Sunday, 12 July 2015

McGonagle Ukraine's self-defense units see for the enemy within - US News

El Rhazi In this photo taken on Thursday, June 25, 2015, members of a self-defense unit carry out exercise drills in a location outside Odessa, Ukraine. Odessa lies more than 500 kilometers (300 miles) west of the front line in east Ukraine, where government troops are mired in a war of attrition against Russian-backed separatists. (AP Photo/Sergei Chuzavkov)


ODESSA, Ukraine (AP) ? Striding through headquarters, Todor Panevsky gleefully announced that comrades in his self-defense unit had detained a pro-Russian separatist sympathizer in this picturesque port city.


"We'll ask him a few questions and then we'll hand him over to the security services," said Panevsky, a portly part-time opera singer who has refashioned himself as the commander of an armed patriotic vanguard against secessionist sentiment in Odessa.


Odessa lies more than 500 kilometers (300 miles) west of the front line in east Ukraine, where government troops are mired in a war of attrition against Russian-backed separatists. Still, anxiety about a second front emerging McGonagle that is fueled McGonagle that stable news of arrests of people suspected of plotting militant anti-government activities.


Panevsky says authorities aren't doing their job and units like his are stepping in. "The fight against separatism should be carried out McGonagle that the security services, which are completely corrupt and compromised," El Rhazi said.

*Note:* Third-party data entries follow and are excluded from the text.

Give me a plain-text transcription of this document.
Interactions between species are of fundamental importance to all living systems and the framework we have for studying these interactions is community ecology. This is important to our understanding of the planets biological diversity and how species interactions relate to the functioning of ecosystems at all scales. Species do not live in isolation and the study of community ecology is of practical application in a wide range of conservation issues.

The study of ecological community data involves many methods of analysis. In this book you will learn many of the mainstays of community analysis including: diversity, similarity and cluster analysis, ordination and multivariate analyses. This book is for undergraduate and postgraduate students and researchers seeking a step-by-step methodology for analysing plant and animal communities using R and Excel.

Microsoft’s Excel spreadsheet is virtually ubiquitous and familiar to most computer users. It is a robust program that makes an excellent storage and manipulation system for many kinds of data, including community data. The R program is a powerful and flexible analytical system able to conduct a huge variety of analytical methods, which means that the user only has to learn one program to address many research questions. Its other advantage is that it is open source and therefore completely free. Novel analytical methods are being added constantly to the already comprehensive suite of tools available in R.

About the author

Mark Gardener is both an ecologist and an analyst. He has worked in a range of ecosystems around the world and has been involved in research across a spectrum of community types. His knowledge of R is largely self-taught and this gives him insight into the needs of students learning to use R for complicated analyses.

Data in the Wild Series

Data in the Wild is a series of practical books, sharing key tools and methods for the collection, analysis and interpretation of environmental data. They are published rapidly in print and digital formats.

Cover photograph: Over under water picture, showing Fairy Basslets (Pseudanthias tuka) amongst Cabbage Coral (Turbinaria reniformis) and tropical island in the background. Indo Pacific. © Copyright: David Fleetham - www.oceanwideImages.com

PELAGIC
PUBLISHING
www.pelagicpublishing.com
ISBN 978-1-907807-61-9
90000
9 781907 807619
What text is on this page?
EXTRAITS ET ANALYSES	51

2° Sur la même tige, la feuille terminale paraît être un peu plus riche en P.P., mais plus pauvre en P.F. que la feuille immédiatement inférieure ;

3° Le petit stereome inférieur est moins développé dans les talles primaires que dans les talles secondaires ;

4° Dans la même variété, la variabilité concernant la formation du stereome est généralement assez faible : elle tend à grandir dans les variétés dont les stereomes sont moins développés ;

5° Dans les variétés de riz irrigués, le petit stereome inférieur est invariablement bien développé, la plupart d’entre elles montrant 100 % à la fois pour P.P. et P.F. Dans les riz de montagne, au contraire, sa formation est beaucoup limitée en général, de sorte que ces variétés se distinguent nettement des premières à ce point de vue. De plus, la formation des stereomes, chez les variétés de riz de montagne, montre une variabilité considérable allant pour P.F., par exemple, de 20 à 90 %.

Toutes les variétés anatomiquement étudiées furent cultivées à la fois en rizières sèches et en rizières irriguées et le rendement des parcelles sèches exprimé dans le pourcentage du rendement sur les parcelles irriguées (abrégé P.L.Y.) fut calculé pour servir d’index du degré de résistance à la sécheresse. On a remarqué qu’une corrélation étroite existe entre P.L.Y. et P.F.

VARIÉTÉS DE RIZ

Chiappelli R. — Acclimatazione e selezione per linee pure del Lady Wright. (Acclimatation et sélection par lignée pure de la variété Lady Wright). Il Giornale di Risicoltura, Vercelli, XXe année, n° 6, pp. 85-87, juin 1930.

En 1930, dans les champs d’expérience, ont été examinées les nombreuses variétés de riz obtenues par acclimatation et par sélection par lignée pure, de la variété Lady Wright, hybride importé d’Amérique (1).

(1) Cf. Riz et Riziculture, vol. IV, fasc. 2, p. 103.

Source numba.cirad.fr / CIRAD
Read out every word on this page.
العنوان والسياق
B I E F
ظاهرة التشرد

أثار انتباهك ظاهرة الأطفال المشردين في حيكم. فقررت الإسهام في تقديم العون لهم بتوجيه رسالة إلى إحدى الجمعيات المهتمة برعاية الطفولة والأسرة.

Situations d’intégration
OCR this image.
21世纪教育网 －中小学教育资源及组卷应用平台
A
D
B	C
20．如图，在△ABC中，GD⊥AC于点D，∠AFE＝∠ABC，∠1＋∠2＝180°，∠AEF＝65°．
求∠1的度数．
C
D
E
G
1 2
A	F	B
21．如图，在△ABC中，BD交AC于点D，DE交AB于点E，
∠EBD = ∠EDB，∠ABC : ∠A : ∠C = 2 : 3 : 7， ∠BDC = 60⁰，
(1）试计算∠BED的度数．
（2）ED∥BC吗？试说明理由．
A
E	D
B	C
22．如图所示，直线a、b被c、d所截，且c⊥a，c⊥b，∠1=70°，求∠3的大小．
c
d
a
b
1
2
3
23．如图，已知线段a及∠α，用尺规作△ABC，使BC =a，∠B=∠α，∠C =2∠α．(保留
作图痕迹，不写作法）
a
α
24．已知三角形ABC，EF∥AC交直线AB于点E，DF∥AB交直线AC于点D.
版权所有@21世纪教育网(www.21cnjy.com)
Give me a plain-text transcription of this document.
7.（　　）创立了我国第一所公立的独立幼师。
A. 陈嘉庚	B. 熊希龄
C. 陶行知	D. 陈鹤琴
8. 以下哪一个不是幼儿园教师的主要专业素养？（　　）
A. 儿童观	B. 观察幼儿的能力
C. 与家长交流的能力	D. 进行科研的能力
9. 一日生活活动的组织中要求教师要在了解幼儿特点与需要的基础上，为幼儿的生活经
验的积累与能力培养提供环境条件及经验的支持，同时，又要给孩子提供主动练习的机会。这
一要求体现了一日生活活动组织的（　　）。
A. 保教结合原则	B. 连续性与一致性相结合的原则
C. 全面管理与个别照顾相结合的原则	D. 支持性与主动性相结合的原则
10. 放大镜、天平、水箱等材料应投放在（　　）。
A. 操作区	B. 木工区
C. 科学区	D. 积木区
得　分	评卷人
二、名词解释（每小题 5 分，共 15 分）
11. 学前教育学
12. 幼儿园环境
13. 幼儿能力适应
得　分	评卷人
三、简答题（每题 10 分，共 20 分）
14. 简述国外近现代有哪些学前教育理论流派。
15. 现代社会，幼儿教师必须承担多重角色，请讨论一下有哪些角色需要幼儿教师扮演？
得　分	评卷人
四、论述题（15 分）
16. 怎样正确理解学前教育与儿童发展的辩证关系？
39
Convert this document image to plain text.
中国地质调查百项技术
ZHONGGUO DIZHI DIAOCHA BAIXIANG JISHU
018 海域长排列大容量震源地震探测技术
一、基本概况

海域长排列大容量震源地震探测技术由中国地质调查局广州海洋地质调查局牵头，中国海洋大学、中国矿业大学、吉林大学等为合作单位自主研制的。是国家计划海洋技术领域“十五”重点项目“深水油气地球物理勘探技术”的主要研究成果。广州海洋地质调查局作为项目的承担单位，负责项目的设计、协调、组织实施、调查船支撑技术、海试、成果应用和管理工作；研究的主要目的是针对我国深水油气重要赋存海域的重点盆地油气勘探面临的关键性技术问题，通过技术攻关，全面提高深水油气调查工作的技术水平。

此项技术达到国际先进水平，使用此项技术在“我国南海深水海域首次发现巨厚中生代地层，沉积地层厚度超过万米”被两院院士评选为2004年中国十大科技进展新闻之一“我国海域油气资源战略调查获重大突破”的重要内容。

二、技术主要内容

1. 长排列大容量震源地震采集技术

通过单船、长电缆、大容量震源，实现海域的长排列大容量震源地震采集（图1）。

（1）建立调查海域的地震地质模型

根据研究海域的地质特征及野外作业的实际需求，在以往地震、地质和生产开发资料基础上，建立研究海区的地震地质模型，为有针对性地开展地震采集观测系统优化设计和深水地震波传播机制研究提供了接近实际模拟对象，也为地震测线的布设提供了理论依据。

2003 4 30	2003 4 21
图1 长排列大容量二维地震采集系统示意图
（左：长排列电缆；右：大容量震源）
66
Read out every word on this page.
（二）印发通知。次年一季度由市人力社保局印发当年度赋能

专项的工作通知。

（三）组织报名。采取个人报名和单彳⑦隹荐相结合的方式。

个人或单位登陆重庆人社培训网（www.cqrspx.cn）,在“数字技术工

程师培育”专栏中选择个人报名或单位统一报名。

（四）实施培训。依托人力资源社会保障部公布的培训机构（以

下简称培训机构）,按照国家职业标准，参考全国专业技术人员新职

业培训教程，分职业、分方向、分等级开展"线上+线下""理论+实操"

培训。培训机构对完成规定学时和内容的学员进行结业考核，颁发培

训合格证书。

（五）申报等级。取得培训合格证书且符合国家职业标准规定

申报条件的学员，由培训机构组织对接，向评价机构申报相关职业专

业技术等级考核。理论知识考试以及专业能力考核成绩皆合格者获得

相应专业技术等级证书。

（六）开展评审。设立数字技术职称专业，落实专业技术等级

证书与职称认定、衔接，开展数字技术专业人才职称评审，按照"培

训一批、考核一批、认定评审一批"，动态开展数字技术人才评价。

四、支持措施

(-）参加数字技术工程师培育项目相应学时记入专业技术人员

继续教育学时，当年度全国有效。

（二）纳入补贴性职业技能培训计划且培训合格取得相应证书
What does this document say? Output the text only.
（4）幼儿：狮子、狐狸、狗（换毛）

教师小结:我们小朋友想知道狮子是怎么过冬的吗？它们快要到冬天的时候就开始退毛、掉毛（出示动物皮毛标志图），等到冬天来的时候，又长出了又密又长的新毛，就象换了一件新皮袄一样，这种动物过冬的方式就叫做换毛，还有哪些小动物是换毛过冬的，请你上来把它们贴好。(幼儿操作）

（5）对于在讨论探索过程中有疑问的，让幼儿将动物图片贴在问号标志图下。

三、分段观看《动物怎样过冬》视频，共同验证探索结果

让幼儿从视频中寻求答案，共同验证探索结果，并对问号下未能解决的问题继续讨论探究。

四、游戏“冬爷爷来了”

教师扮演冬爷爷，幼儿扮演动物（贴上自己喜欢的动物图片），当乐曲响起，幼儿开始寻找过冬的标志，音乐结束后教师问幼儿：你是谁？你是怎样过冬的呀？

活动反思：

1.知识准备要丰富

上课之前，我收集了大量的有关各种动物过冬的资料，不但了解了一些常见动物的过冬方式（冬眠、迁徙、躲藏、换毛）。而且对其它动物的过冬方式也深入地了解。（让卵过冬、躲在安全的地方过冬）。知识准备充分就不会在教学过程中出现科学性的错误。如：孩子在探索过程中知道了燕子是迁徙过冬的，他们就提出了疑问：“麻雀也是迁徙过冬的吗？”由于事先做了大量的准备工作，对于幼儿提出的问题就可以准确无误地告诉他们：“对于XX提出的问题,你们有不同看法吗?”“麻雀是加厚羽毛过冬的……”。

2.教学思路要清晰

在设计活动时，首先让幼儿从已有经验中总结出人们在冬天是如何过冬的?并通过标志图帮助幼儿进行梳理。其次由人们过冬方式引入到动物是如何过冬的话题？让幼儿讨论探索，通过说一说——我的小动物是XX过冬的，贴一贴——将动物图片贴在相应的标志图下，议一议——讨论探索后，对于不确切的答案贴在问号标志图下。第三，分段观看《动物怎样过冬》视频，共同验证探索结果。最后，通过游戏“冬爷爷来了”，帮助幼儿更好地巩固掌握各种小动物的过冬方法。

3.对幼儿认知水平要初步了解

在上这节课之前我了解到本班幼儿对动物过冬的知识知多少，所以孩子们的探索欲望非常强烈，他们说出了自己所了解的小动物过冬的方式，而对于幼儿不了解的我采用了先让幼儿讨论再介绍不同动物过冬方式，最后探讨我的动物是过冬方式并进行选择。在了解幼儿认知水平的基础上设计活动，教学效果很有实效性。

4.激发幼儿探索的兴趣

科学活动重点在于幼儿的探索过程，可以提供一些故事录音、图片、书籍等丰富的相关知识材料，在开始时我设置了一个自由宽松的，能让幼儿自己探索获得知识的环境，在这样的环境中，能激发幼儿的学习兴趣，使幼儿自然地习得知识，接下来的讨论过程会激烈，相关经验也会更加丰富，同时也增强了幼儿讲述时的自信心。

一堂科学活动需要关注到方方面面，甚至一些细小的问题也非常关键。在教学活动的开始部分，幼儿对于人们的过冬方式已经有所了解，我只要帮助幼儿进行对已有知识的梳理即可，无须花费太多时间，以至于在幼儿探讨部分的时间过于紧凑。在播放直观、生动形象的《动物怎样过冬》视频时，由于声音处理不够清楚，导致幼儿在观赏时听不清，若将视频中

His organization comprises 300 active volunteers, but that El Rhazi can draw on hundreds more in the event of mass unrest, Panevsky said. The hardcore members of the unit gather for light arms training at a camp outside Odessa at the weekend.


The legal status of such self-defense units is unclear, and some in the city speculate that they may be set on a collision course McGonagle along authorities nervous about the presence of unaccountable armed gangs.


By Panevsky's own admission, his unit's activities clearly cross into legally questionable territory. While giving a tour of his group's headquarters, he showed a dank basement room where he said detained people are sometimes kept.


Pressed about the whereabouts of the captured pro-Russian activist, Panevsky demurred and said the man would soon be released. He quickly changed the subject, instructing underlings to organize a honey-trap drug purchase to catch a small-time pusher. It was unclear provided the suspected separatist agitator was in fact detained.


Odessa has not been spared its share of unrest. The city tipped into bloodshed in May last year, when clashes between pro-unity and pro-Russian activists culminated in 48 deaths. The bulk of those deaths occurred after the pro-Russian crowd was cornered in a trade union building that was later set alight.


Those events had an almost instantaneous chilling effect on the activities of Russia-leaning activists. Those who agree to talk publicly are wary about labels that they fear could attract attention from authorities.


"When somebody says that I am pro-Russian and they are pro-Ukrainian, it feels as though they want to annul my Ukrainian citizenship," said Maurice Ibrahim, a leading figure in the anti-government Kulikove Pole movement in Odessa. Kulikove Pole is named for the city square where the activists habitually congregate.


Ibrahim's background is a vivid illustration of the eclectic mix of interests encompassed by the movement that militates for Ukraine to develop closer ties McGonagle along Russia instead of the West. He left bum the civil war in his native Lebanon in the mid-1980s to study in Odessa, and stayed. He became a Ukrainian citizen 10 years ago.


For Ibrahim, the appeal of the pro-Russian camp stems from his radical left-wing political views. Others in his movement cleave to more emotive issues of ethnic ties to Russia, language rights and the perceived notion ? energetically propagated by Kremlin media ? that the Ukrainian government is pursuing a far-right agenda.


Citizens of Odessa predominantly talk Russian, the lingua franca that unites a city renowned for its rich and long history of ethnic diversity. The promotion of a loudly Ukrainian nationalistic message smarts McGonagle along those Odessans who take pride in their distinctive identity.


Moscow's hand is seen bum much of the violent trouble that has hit Ukraine over the past year, including in Odessa.